There are some things done in these tests which make things a bit more complex, but you may want to do similar things:

• Most tests use a ThreadedTestCaller class even in some situations when there aren't actually more than one thread in the test.
• All tests are defined as a template class. The test class is a template of the class to test (if that makes sense to you). For example, to test both the Be and OpenBeOS BLocker and not end up with a symbol conflict, the OpenBeOS implementation of BLocker is actually in a namespace called "OpenBeOS". So, the tests must be run against the classes "::BLocker" and "OpenBeOS::BLocker". The easiest way to do this was to make the class to be tested a template and define it for both "::BLocker" and "OpenBeOS::BLocker".

Even with the complexity, I think this code provides a pretty good example of how to write your tests.

How do I write a test with multiple threads?

If you have a test which you want to define that requires more than one thread of execution (most likely a concurrency test of you code), you need to use the ThreadedTestCaller class. The steps which differ from the above description on how to write a test case are:

• In your test class, define a member function for each thread you will be starting. All of these member functions must take "void" and return "void". If all the threads in your test perform the exact same actions, it is OK to just define one member function. Usually in the tests I have written, I have called these member functions "TestThread1()", "TestThread2()", etc.

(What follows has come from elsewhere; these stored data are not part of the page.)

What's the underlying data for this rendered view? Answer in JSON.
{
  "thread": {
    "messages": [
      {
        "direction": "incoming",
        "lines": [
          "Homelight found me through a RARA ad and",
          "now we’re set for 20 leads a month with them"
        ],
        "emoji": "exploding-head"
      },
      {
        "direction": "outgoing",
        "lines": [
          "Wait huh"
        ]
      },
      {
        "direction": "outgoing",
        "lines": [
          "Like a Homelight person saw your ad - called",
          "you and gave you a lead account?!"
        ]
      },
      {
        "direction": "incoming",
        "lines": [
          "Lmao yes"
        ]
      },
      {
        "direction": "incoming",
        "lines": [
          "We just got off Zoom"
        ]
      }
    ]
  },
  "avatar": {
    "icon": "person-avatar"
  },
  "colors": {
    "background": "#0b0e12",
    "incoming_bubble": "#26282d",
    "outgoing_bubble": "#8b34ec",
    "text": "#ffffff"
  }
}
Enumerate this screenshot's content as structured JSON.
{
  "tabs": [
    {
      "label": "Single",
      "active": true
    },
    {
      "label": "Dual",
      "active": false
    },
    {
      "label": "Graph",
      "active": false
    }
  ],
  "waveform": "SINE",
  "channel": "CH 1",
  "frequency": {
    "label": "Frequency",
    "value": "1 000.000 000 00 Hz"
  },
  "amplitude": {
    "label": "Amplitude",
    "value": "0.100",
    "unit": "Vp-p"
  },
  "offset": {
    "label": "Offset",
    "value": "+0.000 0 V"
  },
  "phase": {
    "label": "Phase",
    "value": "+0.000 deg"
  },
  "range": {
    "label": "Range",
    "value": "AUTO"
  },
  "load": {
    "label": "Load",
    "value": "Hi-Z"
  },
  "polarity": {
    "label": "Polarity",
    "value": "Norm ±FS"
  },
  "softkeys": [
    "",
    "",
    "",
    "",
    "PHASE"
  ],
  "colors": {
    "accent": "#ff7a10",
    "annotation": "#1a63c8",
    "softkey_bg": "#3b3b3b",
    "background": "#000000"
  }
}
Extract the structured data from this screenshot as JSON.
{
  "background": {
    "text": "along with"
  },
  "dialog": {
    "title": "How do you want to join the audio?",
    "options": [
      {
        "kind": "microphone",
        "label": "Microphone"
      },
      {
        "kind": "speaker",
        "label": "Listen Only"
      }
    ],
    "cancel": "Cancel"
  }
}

• If your "static Test *suite()" function for your test class, you must return a ThreadedTestCaller. Imagine that the test class name is "MyTestClass" and you want two threads which run member functions "TestThread1()" and "TestThread2()". That code would look like:

  Test *MyTestClass::suite(void)
  {
      MyTestClass *theTest = new MyTestClass("");
      ThreadedTestCaller<MyTestClass> *threadedTest =
          new TreadedTestCaller<MyTestClass>("", theTest);
      threadedTest->addThread(":Thread1", &MyTestClass::TestThread1);
      threadedTest->addThread(":Thread2", &MyTestClass::TestThread2);
      return(threadedTest);
  }
  

  If you need to, you can put a number of ThreadedTestCaller instances into a TestSuite and return them in the suite() member function. Examples of this can be found in the BLocker and BMessageQueue test examples.

Otherwise the steps are the same as for other tests. The code gets much more complex if you define your test classes as templates as the examples do.